Greg Beato from the February 2007 issue
(Page 8 of 8)
Two and half months later, in September 2006, San Francisco’s Board of Appeals gave the Green Cross one more chance to make its case, but came to the same decision as the Planning Commission. A few days later, the DEA raided eight Bay Area sites associated with the New Remedies chain, arresting 15 people. There are approximately two dozen dispensaries operating in the city, down from an estimated high of 43 in April 2005. Of those currently in business, only one, HopeNet, has received a permit from the Planning Commission that will allow it to continue to operate beyond July 2007. The rest must obtain a permit by then or face closure.
The Real Threat
During my visit to the Church Street Compassion Center, I spoke with Mykey Barbitta, a longtime volunteer there. Barbitta has blonde hair, colorfully tattooed forearms, and a wraith-like gauntness. He looks as if he’s witnessed more than a little pain and suffering over the years, but his demeanor is serene. A one-time bike messenger, he used to deliver cannabis to bed-ridden patients at an AIDS hospice. “They were dying,” he recalled. “They were so weak they couldn’t eat, couldn’t even sit up in bed. But they’d reach out and grab the pot. It was the only thing that kept them going.”

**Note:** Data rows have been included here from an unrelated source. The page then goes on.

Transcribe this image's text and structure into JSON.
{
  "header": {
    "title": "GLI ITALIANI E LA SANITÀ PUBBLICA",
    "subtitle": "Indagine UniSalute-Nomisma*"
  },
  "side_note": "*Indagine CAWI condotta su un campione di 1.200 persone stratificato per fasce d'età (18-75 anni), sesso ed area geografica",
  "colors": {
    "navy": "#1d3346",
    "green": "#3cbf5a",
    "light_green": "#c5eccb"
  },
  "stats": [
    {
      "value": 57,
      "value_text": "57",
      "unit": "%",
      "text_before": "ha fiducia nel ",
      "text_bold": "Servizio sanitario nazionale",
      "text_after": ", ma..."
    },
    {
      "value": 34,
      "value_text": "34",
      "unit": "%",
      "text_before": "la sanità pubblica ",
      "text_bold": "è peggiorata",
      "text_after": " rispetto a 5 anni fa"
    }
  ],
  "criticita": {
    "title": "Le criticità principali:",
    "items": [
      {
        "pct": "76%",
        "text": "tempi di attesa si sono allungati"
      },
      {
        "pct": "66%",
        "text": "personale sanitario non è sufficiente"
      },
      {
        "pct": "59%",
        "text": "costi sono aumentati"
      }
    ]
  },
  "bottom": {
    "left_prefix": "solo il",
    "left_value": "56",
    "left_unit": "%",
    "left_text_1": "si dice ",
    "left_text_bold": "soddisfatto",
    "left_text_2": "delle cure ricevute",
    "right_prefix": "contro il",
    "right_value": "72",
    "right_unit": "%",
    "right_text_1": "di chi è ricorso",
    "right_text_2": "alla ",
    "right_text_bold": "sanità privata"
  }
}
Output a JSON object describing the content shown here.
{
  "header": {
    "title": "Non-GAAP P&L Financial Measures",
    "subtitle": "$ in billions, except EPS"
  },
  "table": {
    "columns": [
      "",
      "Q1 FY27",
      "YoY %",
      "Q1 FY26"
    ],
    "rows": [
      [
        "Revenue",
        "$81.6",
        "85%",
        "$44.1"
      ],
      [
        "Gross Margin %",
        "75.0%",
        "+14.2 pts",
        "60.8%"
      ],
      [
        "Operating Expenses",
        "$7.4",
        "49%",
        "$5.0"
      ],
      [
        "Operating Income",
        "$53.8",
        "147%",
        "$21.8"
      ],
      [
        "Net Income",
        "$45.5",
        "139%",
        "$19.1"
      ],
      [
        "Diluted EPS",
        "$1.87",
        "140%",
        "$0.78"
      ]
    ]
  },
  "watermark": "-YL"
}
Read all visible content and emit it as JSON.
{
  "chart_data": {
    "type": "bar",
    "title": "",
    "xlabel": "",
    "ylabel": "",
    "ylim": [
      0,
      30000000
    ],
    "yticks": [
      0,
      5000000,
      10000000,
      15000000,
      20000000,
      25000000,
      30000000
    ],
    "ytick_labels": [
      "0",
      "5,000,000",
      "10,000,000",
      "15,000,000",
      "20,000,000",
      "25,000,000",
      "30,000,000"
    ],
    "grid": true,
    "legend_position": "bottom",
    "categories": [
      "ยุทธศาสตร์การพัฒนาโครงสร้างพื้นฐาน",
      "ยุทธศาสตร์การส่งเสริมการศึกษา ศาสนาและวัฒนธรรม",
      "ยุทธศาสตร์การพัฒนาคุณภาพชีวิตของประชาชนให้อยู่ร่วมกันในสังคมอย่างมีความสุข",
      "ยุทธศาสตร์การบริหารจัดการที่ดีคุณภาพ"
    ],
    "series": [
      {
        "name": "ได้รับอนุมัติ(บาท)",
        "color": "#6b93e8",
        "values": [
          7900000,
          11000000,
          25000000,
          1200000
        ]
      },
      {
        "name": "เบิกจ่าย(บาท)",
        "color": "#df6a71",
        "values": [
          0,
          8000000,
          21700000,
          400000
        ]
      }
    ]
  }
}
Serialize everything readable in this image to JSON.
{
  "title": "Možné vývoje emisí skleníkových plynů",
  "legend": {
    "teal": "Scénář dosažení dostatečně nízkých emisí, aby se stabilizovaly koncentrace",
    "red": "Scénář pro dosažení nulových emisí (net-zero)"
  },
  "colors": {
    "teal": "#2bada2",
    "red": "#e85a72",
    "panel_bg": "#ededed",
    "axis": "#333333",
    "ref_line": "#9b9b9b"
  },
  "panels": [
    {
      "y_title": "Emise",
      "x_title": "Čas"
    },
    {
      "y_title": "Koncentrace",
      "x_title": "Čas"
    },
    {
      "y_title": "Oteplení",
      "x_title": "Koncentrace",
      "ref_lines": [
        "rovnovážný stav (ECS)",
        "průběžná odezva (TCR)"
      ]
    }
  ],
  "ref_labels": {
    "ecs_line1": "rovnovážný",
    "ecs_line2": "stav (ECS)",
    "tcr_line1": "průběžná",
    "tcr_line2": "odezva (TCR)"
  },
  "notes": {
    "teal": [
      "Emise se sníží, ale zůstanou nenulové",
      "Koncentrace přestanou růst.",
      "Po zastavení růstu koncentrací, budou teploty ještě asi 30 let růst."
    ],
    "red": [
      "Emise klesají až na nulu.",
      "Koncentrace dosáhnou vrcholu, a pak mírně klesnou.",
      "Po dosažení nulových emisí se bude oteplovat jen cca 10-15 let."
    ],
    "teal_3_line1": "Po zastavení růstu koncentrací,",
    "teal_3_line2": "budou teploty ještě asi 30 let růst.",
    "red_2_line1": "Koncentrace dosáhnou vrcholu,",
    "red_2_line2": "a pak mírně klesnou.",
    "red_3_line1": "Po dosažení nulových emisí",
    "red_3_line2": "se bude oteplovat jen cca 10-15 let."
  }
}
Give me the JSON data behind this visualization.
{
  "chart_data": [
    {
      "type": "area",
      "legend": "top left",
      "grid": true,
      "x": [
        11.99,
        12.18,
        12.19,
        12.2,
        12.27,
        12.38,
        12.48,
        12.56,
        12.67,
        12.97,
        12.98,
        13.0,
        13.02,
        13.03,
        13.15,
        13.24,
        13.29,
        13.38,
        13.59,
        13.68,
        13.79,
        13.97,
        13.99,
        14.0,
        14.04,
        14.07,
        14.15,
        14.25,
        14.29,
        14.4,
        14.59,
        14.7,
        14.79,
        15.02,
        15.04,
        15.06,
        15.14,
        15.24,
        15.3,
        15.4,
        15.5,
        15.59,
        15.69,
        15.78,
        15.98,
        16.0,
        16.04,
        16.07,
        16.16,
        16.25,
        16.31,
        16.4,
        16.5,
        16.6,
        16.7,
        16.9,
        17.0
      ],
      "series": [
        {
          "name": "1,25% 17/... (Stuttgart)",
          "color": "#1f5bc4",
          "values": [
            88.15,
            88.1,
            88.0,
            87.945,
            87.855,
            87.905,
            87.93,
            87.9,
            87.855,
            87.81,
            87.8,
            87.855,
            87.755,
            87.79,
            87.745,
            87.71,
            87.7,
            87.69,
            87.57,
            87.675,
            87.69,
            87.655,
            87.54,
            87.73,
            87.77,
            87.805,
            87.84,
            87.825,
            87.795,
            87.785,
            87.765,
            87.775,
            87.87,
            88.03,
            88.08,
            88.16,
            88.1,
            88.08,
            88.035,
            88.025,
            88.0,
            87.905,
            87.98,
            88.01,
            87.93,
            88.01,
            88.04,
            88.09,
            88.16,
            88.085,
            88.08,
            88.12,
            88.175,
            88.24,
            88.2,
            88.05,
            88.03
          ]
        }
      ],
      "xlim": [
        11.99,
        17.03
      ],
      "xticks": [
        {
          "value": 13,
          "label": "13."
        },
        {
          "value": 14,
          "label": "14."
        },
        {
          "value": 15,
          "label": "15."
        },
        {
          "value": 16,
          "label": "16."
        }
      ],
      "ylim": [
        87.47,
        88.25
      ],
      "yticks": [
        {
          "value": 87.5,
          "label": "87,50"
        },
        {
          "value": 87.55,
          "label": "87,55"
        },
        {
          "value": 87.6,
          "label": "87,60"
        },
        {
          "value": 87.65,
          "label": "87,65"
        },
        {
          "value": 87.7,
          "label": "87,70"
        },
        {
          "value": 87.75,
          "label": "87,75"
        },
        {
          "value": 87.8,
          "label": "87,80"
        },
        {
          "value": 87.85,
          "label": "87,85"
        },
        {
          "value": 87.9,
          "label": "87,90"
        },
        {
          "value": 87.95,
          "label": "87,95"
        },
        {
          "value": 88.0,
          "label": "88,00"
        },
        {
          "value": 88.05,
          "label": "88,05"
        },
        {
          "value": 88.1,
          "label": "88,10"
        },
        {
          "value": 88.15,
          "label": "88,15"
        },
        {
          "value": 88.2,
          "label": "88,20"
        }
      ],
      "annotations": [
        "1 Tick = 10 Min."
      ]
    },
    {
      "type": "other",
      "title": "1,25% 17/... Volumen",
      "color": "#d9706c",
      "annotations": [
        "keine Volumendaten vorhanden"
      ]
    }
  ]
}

Barbitta also described the center’s status in the neighborhood. “We’ve been here forever,” he explained, “so our neighbors are used to us.” The center is part of a local merchants association. It runs ads in the neighborhood PennySaver. “The burrito place [next door], they love us,” Barbitta continued. “We send them a lot of business.”
Then he showed me a framed letter from Rep. Nancy Pelosi, her response to his invitation to visit the center. The visit never materialized—Pelosi wrote that her busy schedule would not permit it—but Barbitta is proud of the letter just the same. “Here’s the line that I really like,” he said, pointing to a sentence where Pelosi thanks him for the work he’s doing at the center. If the DEA ever raids the place, Barbitta joked, he’s got a letter from a member of Congress on his side. “If that’s not a defense in court, I don’t know what is.”
In the end, though, the feds might not be the real threat. Because of its long-standing place in the neighborhood, the Church Street Compassion Center stands a decent chance of making it through the Planning Commission review process. But for many if not most of the dispensaries, the local zoning board has become more dangerous than the DEA.
Greg Beato is a writer based in San Francisco.